Elliott stumped on a message of “fiscal responsibility, keeping our community safe and economic development to bring quality jobs and higher education opportunities” from the campaign’s beginning. He said voters, by giving him 19.08 percent of the overall vote, gave him a clear direction for his upcoming work on the City Council.
“If the voters voted for me, then I take that as an endorsement of my position, so I’ll work to try to bring those things about,” he said.
The retired U.S. Army colonel and member of the Green Berets added that he will be open to feedback from local residents during his term in office.
“I think an open-door policy is the best policy, and if people have ideas or concerns, I certainly hope they will tell me about them.

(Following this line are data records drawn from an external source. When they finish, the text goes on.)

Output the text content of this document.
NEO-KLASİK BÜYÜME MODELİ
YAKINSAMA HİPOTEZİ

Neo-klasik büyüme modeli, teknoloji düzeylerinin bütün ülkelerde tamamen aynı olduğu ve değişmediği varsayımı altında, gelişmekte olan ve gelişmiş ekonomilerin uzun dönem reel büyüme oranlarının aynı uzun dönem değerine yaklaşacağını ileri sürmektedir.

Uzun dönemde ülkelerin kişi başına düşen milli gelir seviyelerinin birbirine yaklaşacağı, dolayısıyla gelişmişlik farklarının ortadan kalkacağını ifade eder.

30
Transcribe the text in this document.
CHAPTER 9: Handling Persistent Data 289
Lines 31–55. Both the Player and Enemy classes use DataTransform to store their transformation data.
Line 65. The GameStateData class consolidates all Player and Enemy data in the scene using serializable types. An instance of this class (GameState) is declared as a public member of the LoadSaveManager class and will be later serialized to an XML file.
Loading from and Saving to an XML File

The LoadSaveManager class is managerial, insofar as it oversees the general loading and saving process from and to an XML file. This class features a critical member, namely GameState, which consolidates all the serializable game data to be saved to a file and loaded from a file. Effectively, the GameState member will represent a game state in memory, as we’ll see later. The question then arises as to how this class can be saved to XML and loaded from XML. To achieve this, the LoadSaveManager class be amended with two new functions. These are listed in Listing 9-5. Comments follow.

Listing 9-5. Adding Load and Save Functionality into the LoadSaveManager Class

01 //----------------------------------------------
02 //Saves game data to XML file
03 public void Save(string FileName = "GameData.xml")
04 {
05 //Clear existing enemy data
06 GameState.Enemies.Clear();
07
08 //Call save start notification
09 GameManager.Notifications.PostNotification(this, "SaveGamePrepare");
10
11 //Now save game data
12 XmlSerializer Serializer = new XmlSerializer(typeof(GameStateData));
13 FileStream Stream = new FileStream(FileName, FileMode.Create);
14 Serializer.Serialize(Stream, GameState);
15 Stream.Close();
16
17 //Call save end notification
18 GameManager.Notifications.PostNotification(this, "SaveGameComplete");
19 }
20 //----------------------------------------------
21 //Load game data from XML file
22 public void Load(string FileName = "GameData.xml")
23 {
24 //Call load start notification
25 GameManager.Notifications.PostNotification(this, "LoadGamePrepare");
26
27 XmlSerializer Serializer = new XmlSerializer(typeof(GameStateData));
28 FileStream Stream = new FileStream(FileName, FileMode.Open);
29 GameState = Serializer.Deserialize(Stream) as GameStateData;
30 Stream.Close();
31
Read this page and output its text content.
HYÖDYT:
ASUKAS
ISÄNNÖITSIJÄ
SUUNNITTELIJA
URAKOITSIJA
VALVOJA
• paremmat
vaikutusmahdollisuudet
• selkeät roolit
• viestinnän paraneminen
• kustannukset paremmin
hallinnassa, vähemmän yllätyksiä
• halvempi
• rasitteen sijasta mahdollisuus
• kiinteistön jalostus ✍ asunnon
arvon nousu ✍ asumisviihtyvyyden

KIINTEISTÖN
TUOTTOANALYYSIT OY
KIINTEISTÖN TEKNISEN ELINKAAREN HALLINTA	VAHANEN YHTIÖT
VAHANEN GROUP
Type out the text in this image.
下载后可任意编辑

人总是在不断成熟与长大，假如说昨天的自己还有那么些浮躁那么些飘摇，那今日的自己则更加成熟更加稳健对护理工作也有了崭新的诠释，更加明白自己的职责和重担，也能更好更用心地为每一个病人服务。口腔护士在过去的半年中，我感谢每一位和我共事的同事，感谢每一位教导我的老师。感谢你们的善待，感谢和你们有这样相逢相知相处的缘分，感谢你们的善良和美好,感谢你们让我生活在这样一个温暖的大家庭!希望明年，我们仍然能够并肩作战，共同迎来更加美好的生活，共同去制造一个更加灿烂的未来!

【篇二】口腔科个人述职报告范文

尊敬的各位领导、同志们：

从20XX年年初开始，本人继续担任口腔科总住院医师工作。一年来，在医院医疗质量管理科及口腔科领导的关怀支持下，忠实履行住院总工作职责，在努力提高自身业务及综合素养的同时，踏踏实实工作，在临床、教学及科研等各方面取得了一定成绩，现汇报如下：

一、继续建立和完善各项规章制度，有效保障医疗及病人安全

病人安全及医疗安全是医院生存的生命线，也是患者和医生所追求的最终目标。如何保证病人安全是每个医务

Because our mission is really to represent the people who voted you into that position.”
Rickman was also recovering from a long Election Day on Wednesday, Nov. 3. The California Highway Patrol sergeant said he was up until 3 a.m. watching the returns come in.
“I didn’t want to go to bed without knowing 100 percent,” said Rickman, who earned the highest vote total (23.7 percent) of any of the nine City Council candidates.
“I thank everybody in Tracy,” he said. “I’m there for them — that’s who I work for, and I’m not going to forget who I work for.”
Rickman said voters gave him a strong endorsement to fight gangs that have cropped up in Tracy, as well as to work to establish more economic and recreational opportunities for the city’s youth.
He said it will be important for the next City Council to work together, but Rickman doesn’t see that as a particular problem.
“We’re all going to have to work together, and I believe we all have a common goal,” he said. “I want Tracy to reach its full potential, and I think we all feel that way. I think we have an excellent council right now.”
Elliott echoed Rickman’s sentiment.
“I think everyone on the council shares at least some of the same ideas,” Elliott said. “I think everyone is focused on making sure we have a safe community, and I think everyone also recognizes the importance of economic development.”
Elliott and Rickman won’t be sworn in to their new positions until the election results are certified, which could take until Nov. 30. They could ascend to their seats Dec. 7, but that’s only a tentative date.
The two beat out seven other people running for positions on the council. Also running were Larry Hite, 15.16 percent of the vote; Nancy Young, 10.91 percent; Pete Mitracos, 8.76 percent; Juana Dement, 7.3 percent; Larry Gamino, 7.1 percent; Vasco Soares, 4.15 percent; and Jass Sangha, 3.69 percent.